Following Anatoly Yakunin, Major General Igor Zinoviev left his post as Chief of Moscow Criminal Investigation. In October, he was appointed head of the Department of Internal Affairs for Moscow’s Eastern District. Although MIA sources claimed that Zinoviev simply did not get on with Oleg Baranov, the reason might have been more complicated. TASS wrote that all Moscow Criminal Investigation Department officers had been laid off. This was meant to reorganize the criminal investigation department, increase efficiency and eliminate corruption. However, a CrimeRussia source claimed the information was false and our insider article was followed by an official denial from the authorities.
Besides, the version of top-level ‘cleansing’ has been proved by the recent resignations in August. Vladimir Putin then signed a decree to dismiss eight generals. Some of them are Major General Dmitry Shershakov (Deputy Head of the Main Directorate of the procedural oversight over anti-corruption campaign) and Vitaly Frolov (First Deputy Head of the Main Department for the Investigative Committee of Russia).
Other officials who lost their jobs are: Police Major General Vyacheslav Andreev (Bashkortostan MIA Deputy Head), Police Lieutenant General Vadim Antonov (Krasnoyarsk Region MIA Head), Police Lieutenant General Vasily Bykadorov (MIA Academy Deputy Head), Major General of internal service Pyotr Ivanov (Orenburg Head of Emergency Situations Ministry), Police Major General Alexey Laushkin (First Deputy Head of the Main Department of MIA Private Security).
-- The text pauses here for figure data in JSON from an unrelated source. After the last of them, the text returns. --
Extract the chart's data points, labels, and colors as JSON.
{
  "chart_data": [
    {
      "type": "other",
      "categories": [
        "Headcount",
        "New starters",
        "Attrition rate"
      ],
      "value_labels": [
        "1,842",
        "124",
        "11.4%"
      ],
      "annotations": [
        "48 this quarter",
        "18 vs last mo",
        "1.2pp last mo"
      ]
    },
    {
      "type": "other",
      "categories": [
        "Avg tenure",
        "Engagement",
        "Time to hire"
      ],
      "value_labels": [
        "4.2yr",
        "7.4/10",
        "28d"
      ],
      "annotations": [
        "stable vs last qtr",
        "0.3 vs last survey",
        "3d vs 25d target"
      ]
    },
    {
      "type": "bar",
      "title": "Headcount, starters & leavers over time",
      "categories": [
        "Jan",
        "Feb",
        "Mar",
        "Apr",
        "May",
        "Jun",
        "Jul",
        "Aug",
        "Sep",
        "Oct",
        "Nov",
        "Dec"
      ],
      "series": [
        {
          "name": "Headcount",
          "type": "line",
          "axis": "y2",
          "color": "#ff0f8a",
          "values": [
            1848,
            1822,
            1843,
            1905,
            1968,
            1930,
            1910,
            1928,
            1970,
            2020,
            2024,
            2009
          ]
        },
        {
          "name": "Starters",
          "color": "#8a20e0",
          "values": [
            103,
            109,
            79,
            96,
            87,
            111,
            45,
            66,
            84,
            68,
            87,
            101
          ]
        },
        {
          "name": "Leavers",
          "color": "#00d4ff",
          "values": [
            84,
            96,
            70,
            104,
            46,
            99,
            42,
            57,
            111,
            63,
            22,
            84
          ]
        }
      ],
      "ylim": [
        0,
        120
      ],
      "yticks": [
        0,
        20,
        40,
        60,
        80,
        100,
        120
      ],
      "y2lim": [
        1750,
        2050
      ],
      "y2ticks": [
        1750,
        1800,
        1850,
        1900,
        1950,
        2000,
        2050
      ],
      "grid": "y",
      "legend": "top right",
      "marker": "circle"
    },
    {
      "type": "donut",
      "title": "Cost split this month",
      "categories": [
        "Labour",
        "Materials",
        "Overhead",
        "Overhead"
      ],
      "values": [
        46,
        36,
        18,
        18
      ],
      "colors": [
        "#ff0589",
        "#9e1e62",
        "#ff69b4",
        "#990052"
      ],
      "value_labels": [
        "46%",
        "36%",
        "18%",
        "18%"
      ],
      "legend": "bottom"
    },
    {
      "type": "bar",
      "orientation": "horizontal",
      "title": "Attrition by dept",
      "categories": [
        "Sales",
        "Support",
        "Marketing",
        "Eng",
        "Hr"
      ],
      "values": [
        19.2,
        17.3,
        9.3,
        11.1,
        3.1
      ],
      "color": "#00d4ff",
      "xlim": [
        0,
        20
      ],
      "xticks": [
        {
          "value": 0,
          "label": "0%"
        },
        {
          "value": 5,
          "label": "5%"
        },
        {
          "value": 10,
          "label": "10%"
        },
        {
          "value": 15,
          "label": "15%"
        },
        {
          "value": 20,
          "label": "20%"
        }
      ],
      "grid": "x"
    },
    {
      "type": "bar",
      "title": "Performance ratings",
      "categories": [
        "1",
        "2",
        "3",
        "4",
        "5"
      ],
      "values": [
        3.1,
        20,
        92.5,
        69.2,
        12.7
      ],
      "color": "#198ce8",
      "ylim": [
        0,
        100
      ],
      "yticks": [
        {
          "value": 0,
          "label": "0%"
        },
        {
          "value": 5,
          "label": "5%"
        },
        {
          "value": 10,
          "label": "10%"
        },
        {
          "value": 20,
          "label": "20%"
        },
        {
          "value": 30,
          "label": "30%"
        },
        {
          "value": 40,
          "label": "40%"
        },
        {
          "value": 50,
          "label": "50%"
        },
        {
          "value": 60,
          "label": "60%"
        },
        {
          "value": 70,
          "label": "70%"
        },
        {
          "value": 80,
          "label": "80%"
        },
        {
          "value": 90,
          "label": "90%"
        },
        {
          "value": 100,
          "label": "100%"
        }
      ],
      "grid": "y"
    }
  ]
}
It was then that Putin terminated the appointments of Samara Region Public Prosecutor Murat Kabaloev, Stavropol Region Public Prosecutor Yuri Turygin, Major General Aleksandr Tiskovsky (Tambov Region ICR Investigation Department Chief) and Colonel of Justice Vladimir Skvortsov (Krasnoyarsk Region ICR Deputy Head).
This year’s wave of demotions did not spare Vasily Khristoforov (Head of FSB Office of Registration and Archives), Konstantin Kotenko (Kremlin’s Chief Property Manager), Aleksandr Fisun (Chief of Ministry of Defense’s Army Medical Department) and Aleksandr Savenkov (Deputy Minister of Internal Affairs, Head of MIA Investigation Department). Vladimir Putin was discontented with the fact that the above-mentioned officials had been elected academicians of the Russian Academy of Sciences (RAS) despite the President’s recommendation not to take part in the RAS election. On November 23, at a meeting of the Presidential Council for Science and Education, Vladimir Putin said the following: "I believe I'll have to give them a chance to do science, since, apparently, their academic work is much more important than some routine administrative tasks in the government structures." On November 28 the newly elected academics lost their jobs.
However, there have been certain officials this year who willingly said goodbye to their high posts. Among them is Aleksandr Skorobogatko, State Duma deputy of the 7th convocation. Just two months into the Duma’s work, the prominent businessman ranking 40 in Forbes’ Russia’s Richest list, owner of $2.3 billion, resigned in November. On December 2 Skorobogatko’s resignation was approved; no reasons for his resignation have been disclosed.
In fact, next year is going to yield new high-level resignations, which has been confirmed by Levada Center’s survey in December. 60% of the polled were confident that the resignation wave would go on, while 16% do not rule out a resignation of the Government.